Last time we talked about a similar issue, but last time it was about price, this time a friend asked about cycles. I have a slightly different view on cycles; I don't fully believe in the $BTC halving cycle, but I do believe in the four-year cycle. It seems contradictory, but it actually isn't.
Currently, the impact of Bitcoin's halving on price is negligible, but is the four-year cycle useful? Will the halving cycle in 2024 bring a bull market to the cryptocurrency market? At least a bull market for BTC, right? Is this rise related to the halving?
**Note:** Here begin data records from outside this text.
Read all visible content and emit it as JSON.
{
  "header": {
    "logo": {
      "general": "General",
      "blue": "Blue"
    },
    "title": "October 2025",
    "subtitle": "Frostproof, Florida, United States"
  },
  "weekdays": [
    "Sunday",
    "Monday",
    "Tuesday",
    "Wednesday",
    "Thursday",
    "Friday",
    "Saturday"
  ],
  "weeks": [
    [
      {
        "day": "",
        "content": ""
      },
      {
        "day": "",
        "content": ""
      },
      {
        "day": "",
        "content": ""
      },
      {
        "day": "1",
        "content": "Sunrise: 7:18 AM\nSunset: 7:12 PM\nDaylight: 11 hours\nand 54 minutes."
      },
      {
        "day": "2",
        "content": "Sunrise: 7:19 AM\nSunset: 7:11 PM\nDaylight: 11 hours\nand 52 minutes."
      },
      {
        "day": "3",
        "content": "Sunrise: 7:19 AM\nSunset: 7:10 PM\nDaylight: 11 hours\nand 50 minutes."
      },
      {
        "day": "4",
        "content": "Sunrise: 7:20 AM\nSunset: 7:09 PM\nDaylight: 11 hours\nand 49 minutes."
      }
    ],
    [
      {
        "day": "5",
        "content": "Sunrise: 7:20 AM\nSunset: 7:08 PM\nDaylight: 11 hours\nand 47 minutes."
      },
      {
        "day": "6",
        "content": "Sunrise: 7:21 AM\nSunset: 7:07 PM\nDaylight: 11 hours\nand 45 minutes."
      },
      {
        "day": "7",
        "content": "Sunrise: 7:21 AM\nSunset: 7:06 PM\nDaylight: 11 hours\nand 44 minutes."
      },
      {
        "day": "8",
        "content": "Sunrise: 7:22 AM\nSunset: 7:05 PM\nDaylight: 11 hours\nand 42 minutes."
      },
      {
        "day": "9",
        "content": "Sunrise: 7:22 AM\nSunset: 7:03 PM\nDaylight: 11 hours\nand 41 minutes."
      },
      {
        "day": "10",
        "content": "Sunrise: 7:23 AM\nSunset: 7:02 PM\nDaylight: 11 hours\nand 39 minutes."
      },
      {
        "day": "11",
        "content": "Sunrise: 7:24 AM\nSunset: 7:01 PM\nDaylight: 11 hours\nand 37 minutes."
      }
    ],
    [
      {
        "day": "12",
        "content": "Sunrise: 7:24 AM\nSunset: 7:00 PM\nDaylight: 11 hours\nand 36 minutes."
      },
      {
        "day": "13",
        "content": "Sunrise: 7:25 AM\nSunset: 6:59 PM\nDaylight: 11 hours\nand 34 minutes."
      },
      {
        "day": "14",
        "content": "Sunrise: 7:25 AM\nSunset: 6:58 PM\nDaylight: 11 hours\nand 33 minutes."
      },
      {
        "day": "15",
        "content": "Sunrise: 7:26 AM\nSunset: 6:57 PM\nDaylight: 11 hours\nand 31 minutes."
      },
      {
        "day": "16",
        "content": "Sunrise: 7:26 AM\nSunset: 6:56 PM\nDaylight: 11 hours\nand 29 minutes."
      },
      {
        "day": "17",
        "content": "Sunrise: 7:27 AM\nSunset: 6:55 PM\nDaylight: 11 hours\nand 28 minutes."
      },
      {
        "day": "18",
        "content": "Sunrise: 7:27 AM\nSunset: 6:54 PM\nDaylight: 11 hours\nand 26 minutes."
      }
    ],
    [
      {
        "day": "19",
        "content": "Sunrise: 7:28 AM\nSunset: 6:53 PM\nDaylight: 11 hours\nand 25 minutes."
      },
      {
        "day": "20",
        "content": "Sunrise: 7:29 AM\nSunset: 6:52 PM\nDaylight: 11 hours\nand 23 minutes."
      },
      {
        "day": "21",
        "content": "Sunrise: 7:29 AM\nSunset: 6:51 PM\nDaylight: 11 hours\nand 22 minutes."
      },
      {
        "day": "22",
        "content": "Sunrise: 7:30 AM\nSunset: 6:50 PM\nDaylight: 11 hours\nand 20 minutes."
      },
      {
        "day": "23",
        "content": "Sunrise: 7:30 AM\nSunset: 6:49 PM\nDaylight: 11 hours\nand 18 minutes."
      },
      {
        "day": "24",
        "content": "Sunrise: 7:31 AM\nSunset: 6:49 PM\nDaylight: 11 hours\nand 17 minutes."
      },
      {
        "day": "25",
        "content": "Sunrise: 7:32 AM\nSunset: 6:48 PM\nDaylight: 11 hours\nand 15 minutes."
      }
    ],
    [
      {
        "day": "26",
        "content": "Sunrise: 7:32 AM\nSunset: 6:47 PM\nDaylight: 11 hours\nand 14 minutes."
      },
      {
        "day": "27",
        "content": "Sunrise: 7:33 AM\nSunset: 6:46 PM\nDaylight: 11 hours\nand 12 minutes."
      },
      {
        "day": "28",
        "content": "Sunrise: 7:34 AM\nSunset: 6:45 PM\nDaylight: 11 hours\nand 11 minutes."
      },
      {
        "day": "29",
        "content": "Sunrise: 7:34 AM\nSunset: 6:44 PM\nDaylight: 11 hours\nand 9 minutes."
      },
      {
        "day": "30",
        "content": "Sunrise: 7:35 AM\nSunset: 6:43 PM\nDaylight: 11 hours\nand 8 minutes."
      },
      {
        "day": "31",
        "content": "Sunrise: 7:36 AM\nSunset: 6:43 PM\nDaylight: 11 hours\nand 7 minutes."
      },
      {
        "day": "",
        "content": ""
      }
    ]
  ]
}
Maybe it is, but the bigger relationship lies in the U.S. elections, especially this time, as it is the first time in history that a U.S. presidential candidate has openly supported Bitcoin, and it is also the first time a U.S. president has publicly supported Bitcoin. Such an epic effect can bring liquidity.
So I still have strong confidence in 2028, which has almost nothing to do with the halving, but rather with expectations for the elections. The biggest enemy of dollar-cost averaging is not the price, but one's own mindset. If you worry about not buying at the lowest point every time you purchase, it will be difficult to form a coherent dollar-cost averaging strategy.
I am not very optimistic about the first and second quarters of next year, but if the price drops, I will buy then. But what if it doesn't drop? How many of the friends who told me that dollar-cost averaging at 64,000 was too early can now confidently say that BTC's price will have a chance to go below 64,000 dollars?